En el IPC los del turno de la mañana teníamos clases de 7 a 12, y un mediodía, ya de salida, uno de mis compañeros durante los 4 años de estudios, caminando a mi lado me dice que tiene un terrible dolor de cabeza, y al preguntarle sobre la posible razón, algún alimento que le produjo indigestión, el extremo calor de aquella mañana, me respondió que el dolor de cabeza se lo produjo por abrir un bolígrafo. ¿Tan apretada estaba la tapa? Le pregunté, medio confundido. Y muy serio me dijo que por el enorme esfuerzo de abrirlo sin tocarlo, usando exclusivamente su poder mental !Casi tres años después ese mismo compañero fue el primero en visitarme, a mi regreso de Europa, en enero del 71: Me anuncia una sorpresa y vamos a su vehículo, estacionado a poca distancia de mi casa, y me muestra a su esposa, una linda y simpática joven, de quien yo había sido inofensivo y breve noviecito años atrás.
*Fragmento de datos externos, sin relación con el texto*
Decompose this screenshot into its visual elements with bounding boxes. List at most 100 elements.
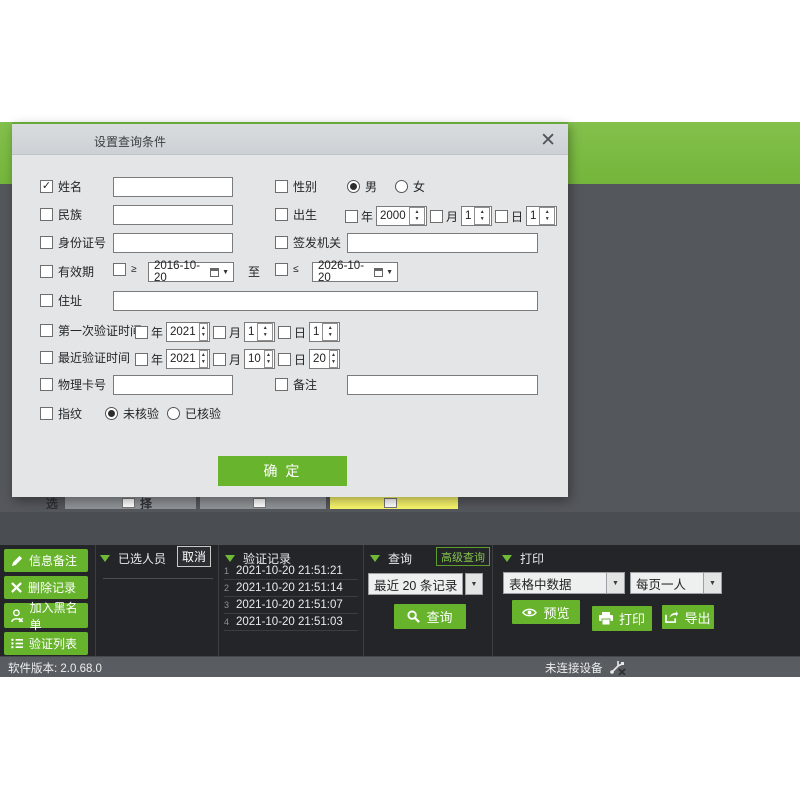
record-row[interactable]: 4 2021-10-20 21:51:03 [224, 613, 358, 631]
preview-label: 预览 [543, 603, 569, 622]
record-number: 4 [224, 617, 230, 627]
card-input[interactable] [113, 375, 233, 395]
spinner-arrows-icon[interactable]: ▲▼ [409, 207, 425, 225]
birth-month-checkbox[interactable]: ✓ [430, 210, 443, 223]
row-checkbox[interactable] [384, 498, 397, 508]
birth-day-checkbox[interactable]: ✓ [495, 210, 508, 223]
chevron-down-icon: ▼ [466, 574, 482, 594]
gte-checkbox[interactable]: ✓ [113, 263, 126, 276]
fp-verified-option[interactable]: 已核验 [167, 405, 221, 422]
lv-month-spinner[interactable]: 10 ▲▼ [244, 349, 275, 369]
name-input[interactable] [113, 177, 233, 197]
gender-male-option[interactable]: 男 [347, 178, 377, 195]
spinner-arrows-icon[interactable]: ▲▼ [322, 323, 338, 341]
idnum-input[interactable] [113, 233, 233, 253]
preview-button[interactable]: 预览 [512, 600, 580, 624]
cancel-selection-button[interactable]: 取消 [177, 546, 211, 567]
calendar-icon [374, 268, 383, 277]
record-row[interactable]: 3 2021-10-20 21:51:07 [224, 596, 358, 614]
fv-month-spinner[interactable]: 1 ▲▼ [244, 322, 275, 342]
spinner-arrows-icon[interactable]: ▲▼ [199, 323, 208, 341]
remark-checkbox[interactable]: ✓ [275, 378, 288, 391]
row-checkbox[interactable] [122, 498, 135, 508]
to-label: 至 [248, 263, 260, 280]
record-range-dropdown-arrow[interactable]: ▼ [465, 573, 483, 595]
spinner-arrows-icon[interactable]: ▲▼ [474, 207, 490, 225]
name-checkbox[interactable]: ✓ [40, 180, 53, 193]
bottom-panels: 信息备注 删除记录 加入黑名单 验证列表 [0, 545, 800, 656]
remark-input[interactable] [347, 375, 538, 395]
collapse-triangle-icon[interactable] [370, 555, 380, 562]
record-row[interactable]: 1 2021-10-20 21:51:21 [224, 562, 358, 580]
fv-month-checkbox[interactable]: ✓ [213, 326, 226, 339]
lv-day-checkbox[interactable]: ✓ [278, 353, 291, 366]
print-source-dropdown[interactable]: 表格中数据 ▼ [503, 572, 625, 594]
first-verify-checkbox[interactable]: ✓ [40, 324, 53, 337]
lv-day-spinner[interactable]: 20 ▲▼ [309, 349, 340, 369]
record-range-dropdown[interactable]: 最近 20 条记录 [368, 573, 463, 595]
fv-day-spinner[interactable]: 1 ▲▼ [309, 322, 340, 342]
valid-from-datepicker[interactable]: 2016-10-20 ▼ [148, 262, 234, 282]
gender-checkbox[interactable]: ✓ [275, 180, 288, 193]
gender-female-option[interactable]: 女 [395, 178, 425, 195]
collapse-triangle-icon[interactable] [100, 555, 110, 562]
birth-day-spinner[interactable]: 1 ▲▼ [526, 206, 557, 226]
lv-year-spinner[interactable]: 2021 ▲▼ [166, 349, 210, 369]
birth-month-spinner[interactable]: 1 ▲▼ [461, 206, 492, 226]
fv-day-value: 1 [310, 326, 322, 338]
idnum-checkbox[interactable]: ✓ [40, 236, 53, 249]
address-checkbox[interactable]: ✓ [40, 294, 53, 307]
print-layout-dropdown[interactable]: 每页一人 ▼ [630, 572, 722, 594]
birth-checkbox[interactable]: ✓ [275, 208, 288, 221]
lv-month-checkbox[interactable]: ✓ [213, 353, 226, 366]
validity-checkbox[interactable]: ✓ [40, 265, 53, 278]
sidebar-item-add-blacklist[interactable]: 加入黑名单 [4, 603, 88, 628]
issuer-input[interactable] [347, 233, 538, 253]
spinner-arrows-icon[interactable]: ▲▼ [257, 323, 273, 341]
ethnic-input[interactable] [113, 205, 233, 225]
fv-day-checkbox[interactable]: ✓ [278, 326, 291, 339]
collapse-triangle-icon[interactable] [225, 555, 235, 562]
collapse-triangle-icon[interactable] [502, 555, 512, 562]
sidebar-item-verify-list[interactable]: 验证列表 [4, 632, 88, 655]
row-checkbox[interactable] [253, 498, 266, 508]
fp-verified-radio[interactable] [167, 407, 180, 420]
sidebar-item-info-note[interactable]: 信息备注 [4, 549, 88, 572]
issuer-checkbox[interactable]: ✓ [275, 236, 288, 249]
birth-year-spinner[interactable]: 2000 ▲▼ [376, 206, 427, 226]
fp-verified-label: 已核验 [185, 405, 221, 422]
female-radio[interactable] [395, 180, 408, 193]
fingerprint-checkbox[interactable]: ✓ [40, 407, 53, 420]
app-window: 理 选 择 |◀◀ ◀◀ ◀ 1 / 3 ▶ ▶▶ ▶▶| < > 信息备注 [0, 0, 800, 800]
print-source-value: 表格中数据 [504, 574, 606, 593]
panel-divider [218, 545, 219, 656]
address-input[interactable] [113, 291, 538, 311]
ok-button[interactable]: 确 定 [218, 456, 347, 486]
spinner-arrows-icon[interactable]: ▲▼ [264, 350, 273, 368]
record-row[interactable]: 2 2021-10-20 21:51:14 [224, 579, 358, 597]
lv-year-checkbox[interactable]: ✓ [135, 353, 148, 366]
lte-checkbox[interactable]: ✓ [275, 263, 288, 276]
month-unit-label: 月 [229, 351, 241, 368]
advanced-query-button[interactable]: 高级查询 [436, 547, 490, 566]
male-radio[interactable] [347, 180, 360, 193]
last-verify-checkbox[interactable]: ✓ [40, 351, 53, 364]
fv-year-checkbox[interactable]: ✓ [135, 326, 148, 339]
record-range-value: 最近 20 条记录 [369, 575, 462, 594]
sidebar-item-delete-record[interactable]: 删除记录 [4, 576, 88, 599]
spinner-arrows-icon[interactable]: ▲▼ [329, 350, 338, 368]
birth-year-checkbox[interactable]: ✓ [345, 210, 358, 223]
fp-unverified-radio[interactable] [105, 407, 118, 420]
fv-year-spinner[interactable]: 2021 ▲▼ [166, 322, 210, 342]
valid-until-datepicker[interactable]: 2026-10-20 ▼ [312, 262, 398, 282]
export-button[interactable]: 导出 [662, 605, 714, 629]
query-button[interactable]: 查询 [394, 604, 466, 629]
panel-divider [363, 545, 364, 656]
spinner-arrows-icon[interactable]: ▲▼ [199, 350, 208, 368]
card-checkbox[interactable]: ✓ [40, 378, 53, 391]
dialog-close-button[interactable]: ✕ [540, 129, 556, 152]
fp-unverified-option[interactable]: 未核验 [105, 405, 159, 422]
ethnic-checkbox[interactable]: ✓ [40, 208, 53, 221]
print-button[interactable]: 打印 [592, 606, 652, 631]
spinner-arrows-icon[interactable]: ▲▼ [539, 207, 555, 225]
En aquella Televisa donde Bambilandia presentaba su programa dominical, tuve el privilegio de ver a  Celia Cruz, con la Sonora matancera, sobre un templete improvisado en el estacionamiento, durante el Carnaval de 1958. Y una dramatización muy comprimida de los sucesos esenciales de la Semana Santa, con el primer actor Pedro Espinoza haciendo de Cristo, y yo entre docenas de extras, de diversas edades y sexos, que veían pasar a Jesús de Nazareth cargando la cruz frente a la multitud. Como todavía no existía el videotape, y todo salía en vivo y directo, el tiempo entre escenas sí que era oro, y el coordinador me asignó la tarea de correr en determinado momento, algo normal en un niño en cualquier época, por la larga entrada lateral de garaje, que hacía de calle. Mi llegada al final de la “calle” sería la señal para tener lista la siguiente escena, la resurrección. En aquel set habían elaborado con madera y cartón la cima de una montaña, que se abriría lentamente para dejar salir a Cristo levitando. Aquel decorado tendría unos 3 metros de alto por 3 de diámetro, y Espinoza debía ingresar por detrás y permanecer en cuclillas, hasta que con alambres -casi invisibles a la cámara, con imagen en blanco y negro- separaban en dos mitades aquella cima, y el actor, subiendo por una escalera, muy despacio para dar la impresión de que flota, se muestra casi de cuerpo entero sobre la montaña, la imaginación se encarga del resto. Todo salió bien en el ensayo previo, pero cuando comenzaron a tensar el alambre, este se rompió, y la montaña por supuesto que no se abrió. Espinoza, un veterano de la actuación, al darse cuenta de que el mecanismo no funcionaría, hizo de tripas corazón, subió la escalera hasta que con sus brazos pudo empujar las dos mitades de la cima, lo cual, junto a su expresión de Cristo disgustado, ofreció un final muy sísmico y diferente a la escena originalmente diseñada, con cero levitación y mucha fuerza bruta.